Blazing Saddles (1974)


You have to give credit to Mel Brooks for being so ballsy. In today’s day and age, a movie like “Blazing Saddles” would never get off the ground and become a mainstream comedy. Even with its material, Brooks runs the risk of becoming low brow, but thankfully manages to create the best comedy of all time. It’s my favorite from Brooks, edging out “Young Frankenstein” if only for the lead performance by Cleavon Little. “Blazing Saddles” satirizes the Western sub-genre, while also mocking its inherent racism, setting it in the middle of the slave era. Though the film is biting in its social commentary, it still manages to be incredibly funny, sidestepping the mockery of the slavery, and instead poking fun at the Caucasian characters.

Though they dominate the land, they’re morons, degenerates, and criminals, all kept together by the hard work of the lower class slaves they force in to working on the railroads. During the building of the new railroad, the evil developed Hedley Lamarr discovers that the construction runs through quicksand making it impossible to complete. He changes his plans however, and decides to re-route the building of the railroad in to the small town of RockRidge. Buying the sleazy Governor, the pair decide to appoint a pushover sheriff to Rock Ridge when the people protest its building. Expecting them to revolt, they hire Sheriff Bart, a seemingly humble and quiet African American man whom they expect to be met with scorn and violence.

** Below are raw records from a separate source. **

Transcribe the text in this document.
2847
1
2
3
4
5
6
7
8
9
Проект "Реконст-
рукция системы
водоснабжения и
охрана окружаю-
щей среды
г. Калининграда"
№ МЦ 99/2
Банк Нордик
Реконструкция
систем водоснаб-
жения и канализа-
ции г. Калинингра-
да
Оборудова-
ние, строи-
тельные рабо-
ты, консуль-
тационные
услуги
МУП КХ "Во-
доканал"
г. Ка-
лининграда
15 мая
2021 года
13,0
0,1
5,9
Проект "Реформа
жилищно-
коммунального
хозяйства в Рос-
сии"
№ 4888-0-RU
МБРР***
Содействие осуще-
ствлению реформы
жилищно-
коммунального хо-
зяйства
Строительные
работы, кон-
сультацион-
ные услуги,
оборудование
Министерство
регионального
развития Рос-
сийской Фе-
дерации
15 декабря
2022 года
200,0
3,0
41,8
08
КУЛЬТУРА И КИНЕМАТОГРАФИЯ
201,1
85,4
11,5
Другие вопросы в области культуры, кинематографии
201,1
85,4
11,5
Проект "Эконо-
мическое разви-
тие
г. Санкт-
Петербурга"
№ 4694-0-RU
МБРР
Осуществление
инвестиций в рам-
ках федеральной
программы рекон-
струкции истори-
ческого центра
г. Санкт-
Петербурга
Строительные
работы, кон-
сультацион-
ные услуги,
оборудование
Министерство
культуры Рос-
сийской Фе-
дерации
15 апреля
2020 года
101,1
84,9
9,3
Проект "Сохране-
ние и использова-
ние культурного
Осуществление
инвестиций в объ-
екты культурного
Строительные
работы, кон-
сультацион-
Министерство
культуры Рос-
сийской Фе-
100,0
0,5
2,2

Suffice it to say, Sheriff Bart soon finds his footing in the town evading the monstrous assassin Mongo, and decides to fight against Lamarr and his band of crooks, as they plan to raid the town and murder everyone. Bart shows them that he has more than enough wits to battle them. He finds himself more than capable of battle, especially when he befriends an ex gunfighter and alcoholic “The Waco Kid.” Gene Wilder gives a fantastic supporting performance as the tormented gun fighter who takes a shine to Bart, especially when he finds himself outnumbered by Lamarr’s cronies. Cleavon Little’s performance is also brilliant as he manages to channel Bugs Bunny through much of his character Bart, who not only outguns his foes, but outwits them in the process.

Sheriff Bart isn’t just a hero, but a protagonist you can root for. I can’t imagine a better actor suited for Sheriff Bart. “Blazing Saddles” much like “Young Frankenstein” constantly jumps back and forth from wacky to brutally witty, with rapid fire jokes, and hilarious one-liners that keep the film moving at a brisk and raucous pace. Brooks also enlists a high pedigree of comedic performers including Madeline Khan, Harvey Korman, and Dom DeLuise, respectively, while also poking fun at the tropes of the Western sub-genre that are implemented with the precision only Brooks and co-writer Richard Pryor are capable of. “Blazing Saddles” is a brilliant near perfect comedy that satirizes the Western while also twisting the conventions of the classic hero tale, in the process. It’s the best Brooks has ever offered his audience.